5 Ways to Improve Diversity in the Workplace & Healthcare

May 3, 2022

Systemic racism runs deep in the United States. It impacts just about every aspect of life for people who belong to minority groups, including quality of and access to healthcare. Lack of diversity in the healthcare settings has the power to do two things: decrease quality care for patients from minority groups and discourage people from minority groups from pursuing careers in health science.  

Statistic for diversity in the workplace & healthcare.

As a result, it’s really important for organizations in the healthcare space to prioritize diversity, equity, and inclusion practices. Here are some ways you can work to improve diversity in your healthcare facility.  

1. Prioritize diversity in leadership

Your leadership team should reflect the sort of diversity in the workplace you wish to see. If your c-suite consists of white, cis-gendered males, you should be asking yourself why. These circumstances are most often the result of systemic racism, which excludes candidates from diverse backgrounds. There are more than enough minority candidates to go around—you just have to commit to hiring diverse applicants.

2. Recruit from diverse environments

If you’re still not sure how to find and hire more diverse candidates, I highly suggest recruiting from historically black colleges and universities (HBCUs). Most of them have student populations that are much more diverse than predominantly white institutions, making it easy to hire Black, Latinx, and new graduates with other racial backgrounds.  
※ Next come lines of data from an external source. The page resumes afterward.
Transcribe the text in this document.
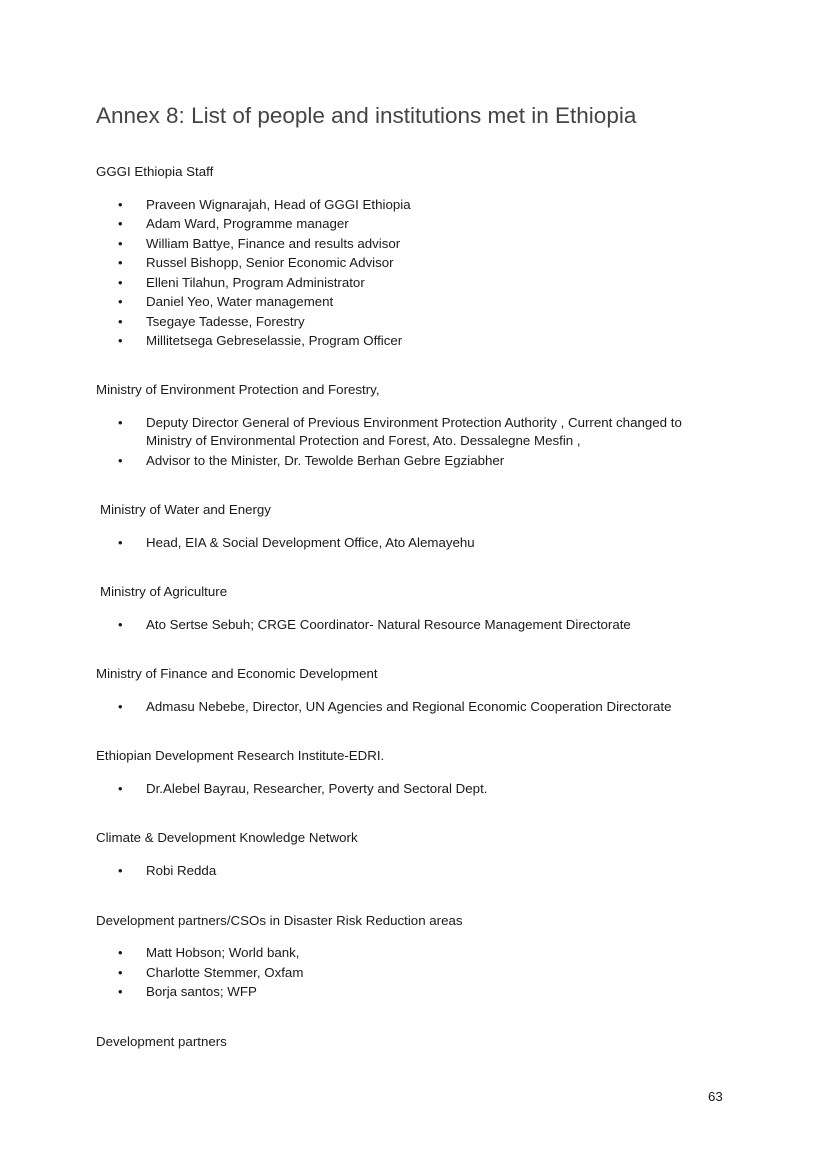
Annex 8: List of people and institutions met in Ethiopia

GGGI Ethiopia Staff

• Praveen Wignarajah, Head of GGGI Ethiopia
• Adam Ward, Programme manager
• William Battye, Finance and results advisor
• Russel Bishopp, Senior Economic Advisor
• Elleni Tilahun, Program Administrator
• Daniel Yeo, Water management
• Tsegaye Tadesse, Forestry
• Millitetsega Gebreselassie, Program Officer

Ministry of Environment Protection and Forestry,

• Deputy Director General of Previous Environment Protection Authority , Current changed to
Ministry of Environmental Protection and Forest, Ato. Dessalegne Mesfin ,
• Advisor to the Minister, Dr. Tewolde Berhan Gebre Egziabher

Ministry of Water and Energy

• Head, EIA & Social Development Office, Ato Alemayehu

Ministry of Agriculture

• Ato Sertse Sebuh; CRGE Coordinator- Natural Resource Management Directorate

Ministry of Finance and Economic Development

• Admasu Nebebe, Director, UN Agencies and Regional Economic Cooperation Directorate

Ethiopian Development Research Institute-EDRI.

• Dr.Alebel Bayrau, Researcher, Poverty and Sectoral Dept.

Climate & Development Knowledge Network

• Robi Redda

Development partners/CSOs in Disaster Risk Reduction areas

• Matt Hobson; World bank,
• Charlotte Stemmer, Oxfam
• Borja santos; WFP

Development partners

63
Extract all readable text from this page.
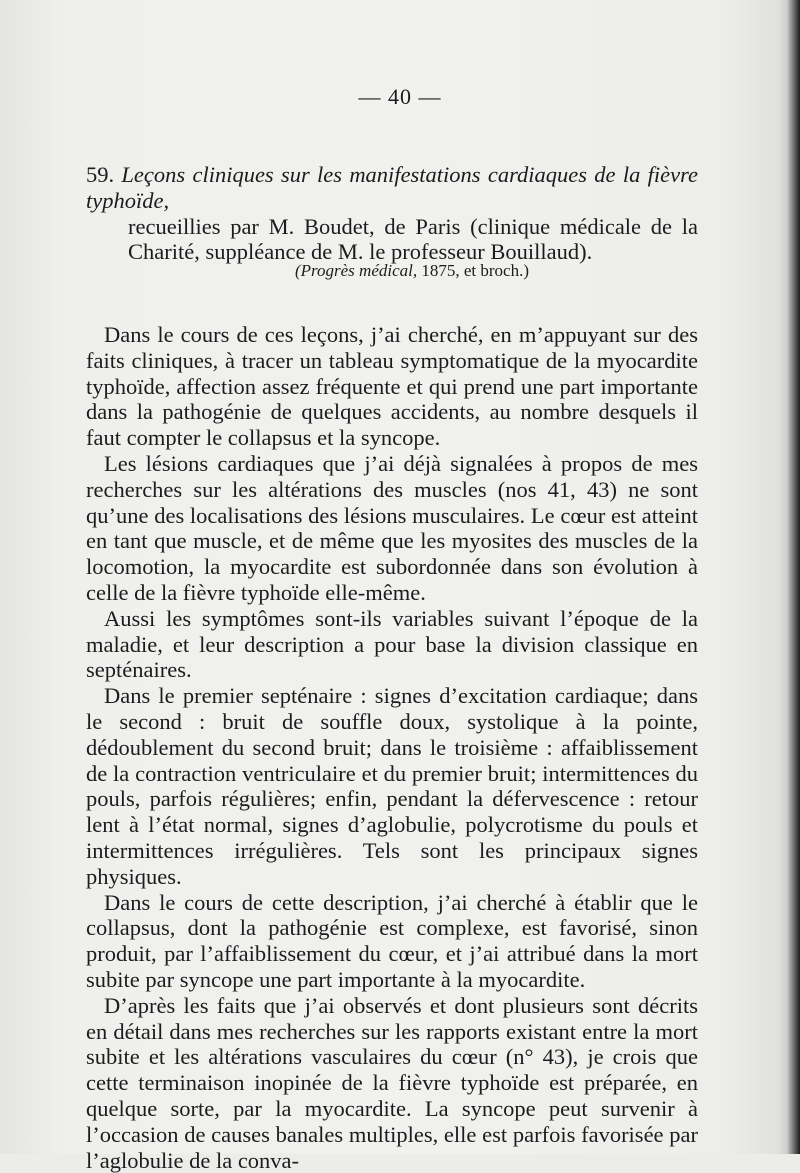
— 40 —
59. Leçons cliniques sur les manifestations cardiaques de la fièvre typhoïde,
recueillies par M. Boudet, de Paris (clinique médicale de la Charité, suppléance de M. le professeur Bouillaud).
(Progrès médical, 1875, et broch.)

Dans le cours de ces leçons, j’ai cherché, en m’appuyant sur des faits cliniques, à tracer un tableau symptomatique de la myocardite typhoïde, affection assez fréquente et qui prend une part importante dans la pathogénie de quelques accidents, au nombre desquels il faut compter le collapsus et la syncope.

Les lésions cardiaques que j’ai déjà signalées à propos de mes recherches sur les altérations des muscles (nos 41, 43) ne sont qu’une des localisations des lésions musculaires. Le cœur est atteint en tant que muscle, et de même que les myosites des muscles de la locomotion, la myocardite est subordonnée dans son évolution à celle de la fièvre typhoïde elle-même.

Aussi les symptômes sont-ils variables suivant l’époque de la maladie, et leur description a pour base la division classique en septénaires.

Dans le premier septénaire : signes d’excitation cardiaque; dans le second : bruit de souffle doux, systolique à la pointe, dédoublement du second bruit; dans le troisième : affaiblissement de la contraction ventriculaire et du premier bruit; intermittences du pouls, parfois régulières; enfin, pendant la défervescence : retour lent à l’état normal, signes d’aglobulie, polycrotisme du pouls et intermittences irrégulières. Tels sont les principaux signes physiques.

Dans le cours de cette description, j’ai cherché à établir que le collapsus, dont la pathogénie est complexe, est favorisé, sinon produit, par l’affaiblissement du cœur, et j’ai attribué dans la mort subite par syncope une part importante à la myocardite.

D’après les faits que j’ai observés et dont plusieurs sont décrits en détail dans mes recherches sur les rapports existant entre la mort subite et les altérations vasculaires du cœur (n° 43), je crois que cette terminaison inopinée de la fièvre typhoïde est préparée, en quelque sorte, par la myocardite. La syncope peut survenir à l’occasion de causes banales multiples, elle est parfois favorisée par l’aglobulie de la conva-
Likewise, you can find diverse candidates through professional organizations that support minority groups. There are many you can partner with to find highly qualified candidates with diverse backgrounds, including:

3. Take discrimination seriously

While hiring diverse candidates can help solve some of the issues of diversity in the workplace, you also have to retain those that you already have. Your efforts will be worthless if your workplace culture makes Black, Latinx, LGBTQ+, differently-abled, and people from other minority groups feel uncomfortable. Promoting acceptance and diversity in the workplace means also holding people accountable for microaggressions, racism, sexism, ableism, homophobia and other discriminatory behavior against minorities.  

If you’re aware of any such behavior, you must address it immediately with consequences up to and including termination depending on the situation. You should always discuss the consequences with the person who experienced the discrimination to figure out what would make them most comfortable. No matter how hard it may be to part ways with a member of your team, coaching and counseling isn’t always enough to restore a healthy work environment after they’ve displayed this sort of behavior.  
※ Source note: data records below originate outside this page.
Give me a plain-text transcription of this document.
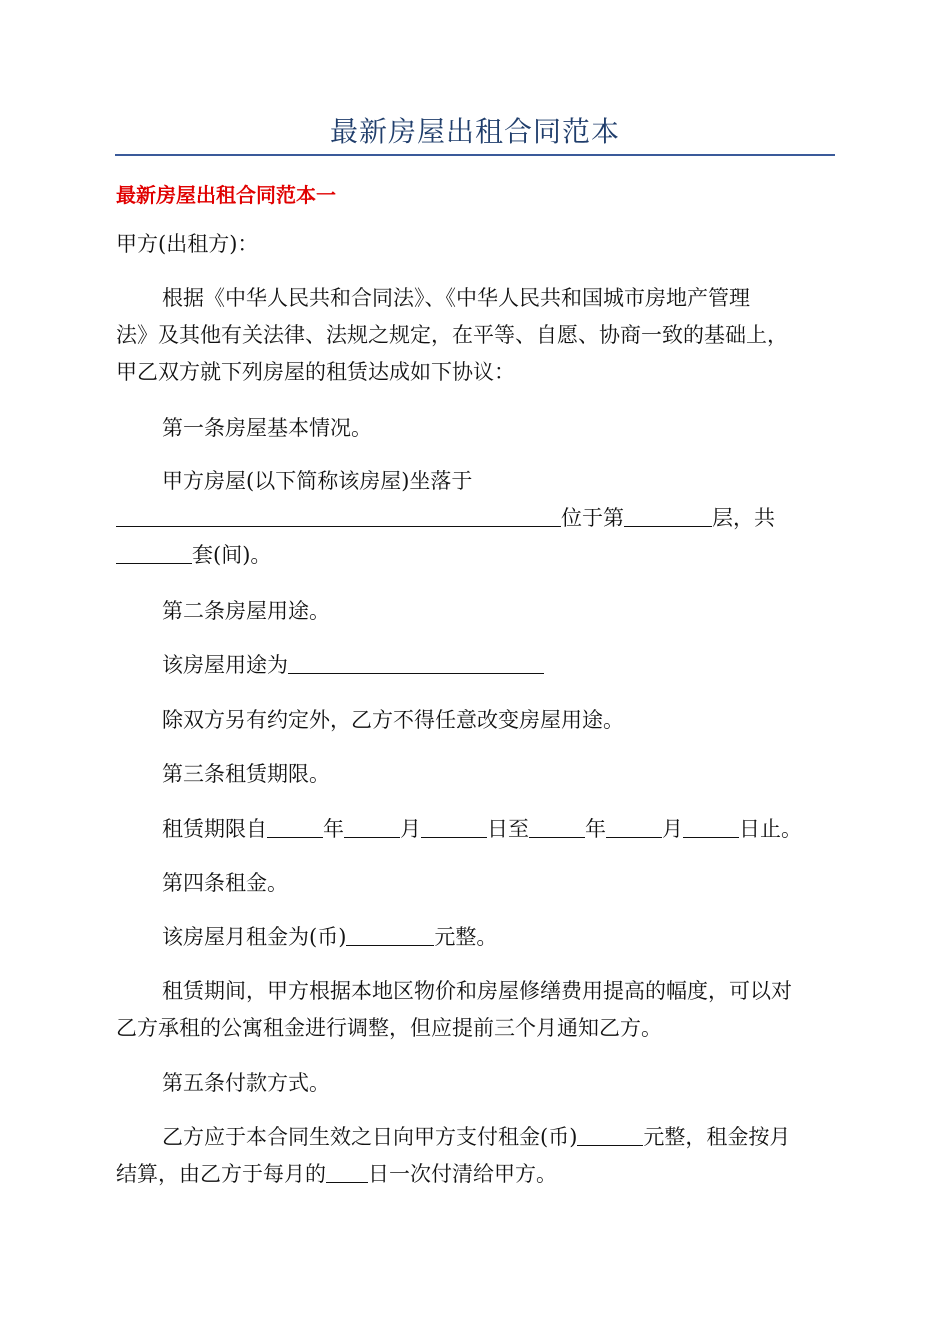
最新房屋出租合同范本
最新房屋出租合同范本一

甲方(出租方)：

根据《中华人民共和合同法》、《中华人民共和国城市房地产管理
法》及其他有关法律、法规之规定，在平等、自愿、协商一致的基础上，
甲乙双方就下列房屋的租赁达成如下协议：

第一条房屋基本情况。

甲方房屋(以下简称该房屋)坐落于
位于第	层，共
套(间)。

第二条房屋用途。

该房屋用途为

除双方另有约定外，乙方不得任意改变房屋用途。

第三条租赁期限。

租赁期限自	年	月	日至	年	月	日止。

第四条租金。

该房屋月租金为(币)	元整。

租赁期间，甲方根据本地区物价和房屋修缮费用提高的幅度，可以对
乙方承租的公寓租金进行调整，但应提前三个月通知乙方。

第五条付款方式。

乙方应于本合同生效之日向甲方支付租金(币)	元整，租金按月
结算，由乙方于每月的 日一次付清给甲方。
4. Support DEI initiatives

Diversity, equity, and inclusion (DEI) initiatives are more than just hiring diverse candidates. To be truly diverse, equitable, and inclusive requires cultivating a work environment where doctors, nurses, and other healthcare workers from all backgrounds feel accepted, supported, and comfortable.  

The most successful DEI initiatives are rooted in data. After analyzing the demographics of your organization, you can set targets for different metrics. If you notice pay discrepancies or lack of opportunities for employees from diverse backgrounds, it’s your responsibility to fix those issues. This is especially important since Black women earn just 63 cents for every dollar that white men earn, representing the worst pay discrimination in the United States.  
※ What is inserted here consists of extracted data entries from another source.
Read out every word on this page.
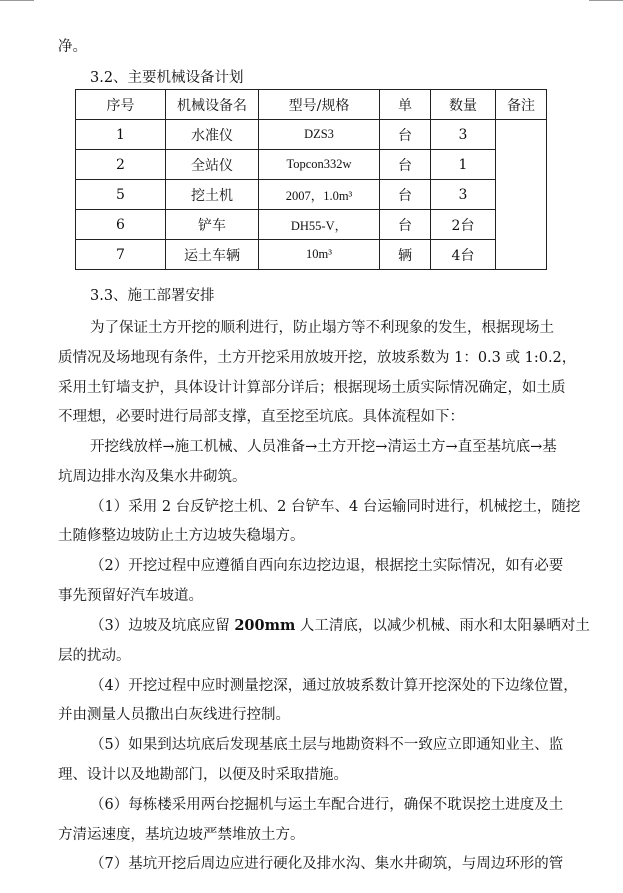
净。
3.2、主要机械设备计划
序号	机械设备名	型号/规格	单	数量	备注
1	水准仪	DZS3	台	3	
2	全站仪	Topcon332w	台	1	
5	挖土机	2007，1.0m³	台	3	
6	铲车	DH55-V，	台	2台	
7	运土车辆	10m³	辆	4台	
3.3、施工部署安排
为了保证土方开挖的顺利进行，防止塌方等不利现象的发生，根据现场土
质情况及场地现有条件，土方开挖采用放坡开挖，放坡系数为 1：0.3 或 1:0.2，
采用土钉墙支护，具体设计计算部分详后；根据现场土质实际情况确定，如土质
不理想，必要时进行局部支撑，直至挖至坑底。具体流程如下：
开挖线放样→施工机械、人员准备→土方开挖→清运土方→直至基坑底→基
坑周边排水沟及集水井砌筑。
（1）采用 2 台反铲挖土机、2 台铲车、4 台运输同时进行，机械挖土，随挖
土随修整边坡防止土方边坡失稳塌方。
（2）开挖过程中应遵循自西向东边挖边退，根据挖土实际情况，如有必要
事先预留好汽车坡道。
（3）边坡及坑底应留 200mm 人工清底，以减少机械、雨水和太阳暴晒对土
层的扰动。
（4）开挖过程中应时测量挖深，通过放坡系数计算开挖深处的下边缘位置，
并由测量人员撒出白灰线进行控制。
（5）如果到达坑底后发现基底土层与地勘资料不一致应立即通知业主、监
理、设计以及地勘部门，以便及时采取措施。
（6）每栋楼采用两台挖掘机与运土车配合进行，确保不耽误挖土进度及土
方清运速度，基坑边坡严禁堆放土方。
（7）基坑开挖后周边应进行硬化及排水沟、集水井砌筑，与周边环形的管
DEI initiatives also include mentoring and promotion opportunities that are accessible to employees from historically marginalized groups, using inclusive language, and conducting workshops to shed light on and disrupt biases. If you need more DEI ideas, a Human Resources Director is an excellent starting point to improve diversity in healthcare.  

5. Stop making excuses

A recurring theme that results from systemic racism is that there aren’t candidates from diverse backgrounds with qualifications fit for leadership or highly technical roles, or that folks from certain backgrounds don’t value STEM careers. Worse yet are the experiences minority men and women like me endure in the workplace because of white colleagues who perpetuate or otherwise accept microaggressions, racism, homophobia, or ableism as normal.  

These aren’t valid reasons for work environments that have a lack of diversity, nor are hostile work environments healthy for the people who work there. Everyone is responsible for prioritizing diversity in the workplace. Stop making excuses and start making changes. Your staff will thank you for it later!